R ₁ is independently selected from an alkyl group, a substituted alkyl group, a hydroxyalkyl group, or a substituted hydroxyalkyl group, and when R ₂ is —(CH ₂ ) _n —Ar, n is 1 to 5 and Ar is Are independently selected from heteroaryl groups] Compound 5 has the following structure:

19. The method of claim 18, which is one of: 19. The method of claim 18, wherein the heteroaryl group is selected from pyridyl, imidazoyl, pyridine imidazoyl, oxazolyl, or halogen substituted pyridyl. A method of making a compound comprising the following reaction scheme.

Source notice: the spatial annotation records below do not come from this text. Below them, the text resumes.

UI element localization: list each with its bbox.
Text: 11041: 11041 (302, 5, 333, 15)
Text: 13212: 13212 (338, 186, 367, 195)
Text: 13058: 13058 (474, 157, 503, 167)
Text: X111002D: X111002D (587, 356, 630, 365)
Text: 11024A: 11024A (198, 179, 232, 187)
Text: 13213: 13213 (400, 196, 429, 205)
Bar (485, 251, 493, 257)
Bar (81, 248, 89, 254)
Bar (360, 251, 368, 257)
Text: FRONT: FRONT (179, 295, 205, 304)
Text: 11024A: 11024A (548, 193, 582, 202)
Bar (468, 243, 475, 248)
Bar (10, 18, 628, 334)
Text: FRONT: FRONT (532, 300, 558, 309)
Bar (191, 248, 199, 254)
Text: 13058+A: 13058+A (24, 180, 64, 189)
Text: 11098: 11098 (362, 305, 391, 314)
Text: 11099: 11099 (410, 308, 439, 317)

[In the above, the aminoamide optionally binds to the resin and forms a diamine after reduction of all amide groups via one of acyl coupling or reductive amination or alkylation, said diamine being Cyclized to guanidine and then optionally the resin is cleaved,
R ₁ is independently selected from an alkyl group, a substituted alkyl group, a hydroxyalkyl group, or a substituted hydroxyalkyl group, and when R ₂ is —(CH ₂ ) _n —Ar, n is 0 to 5 and Ar is Are independently selected from heteroaryl groups] The guanidine has the following structure:

22. The method of claim 21, which is one of: 22. The method of claim 21, wherein the heteroaryl group is selected from pyridyl, imidazoyl, pyridineimidazoyl, oxazolyl, or halogen substituted pyridyl. A method of making a compound comprising the following reaction scheme.

[In the above, the protected diamine provides the diamine compound via one of (1) acyl coupling followed by reduction, or (2) reductive amination, or (3) alkylation, wherein the diamine is If protection is deprotected, then cyclized to the guanidine, or if the attached resin is cyclized to the guanidine, the resin is optionally cleaved,
R ₁ is independently selected from an alkyl group, a substituted alkyl group, a hydroxyalkyl group, or a substituted hydroxyalkyl group, Ar is independently selected from a heteroaryl group, and n is 0 to 5] The compound formed has the following structure:

25. The method of claim 24, which is one of: 25. The method of claim 24, wherein the heteroaryl group is selected from pyridyl, imidazoyl, pyridineimidazoyl, oxazolyl, or halogen substituted pyridyl.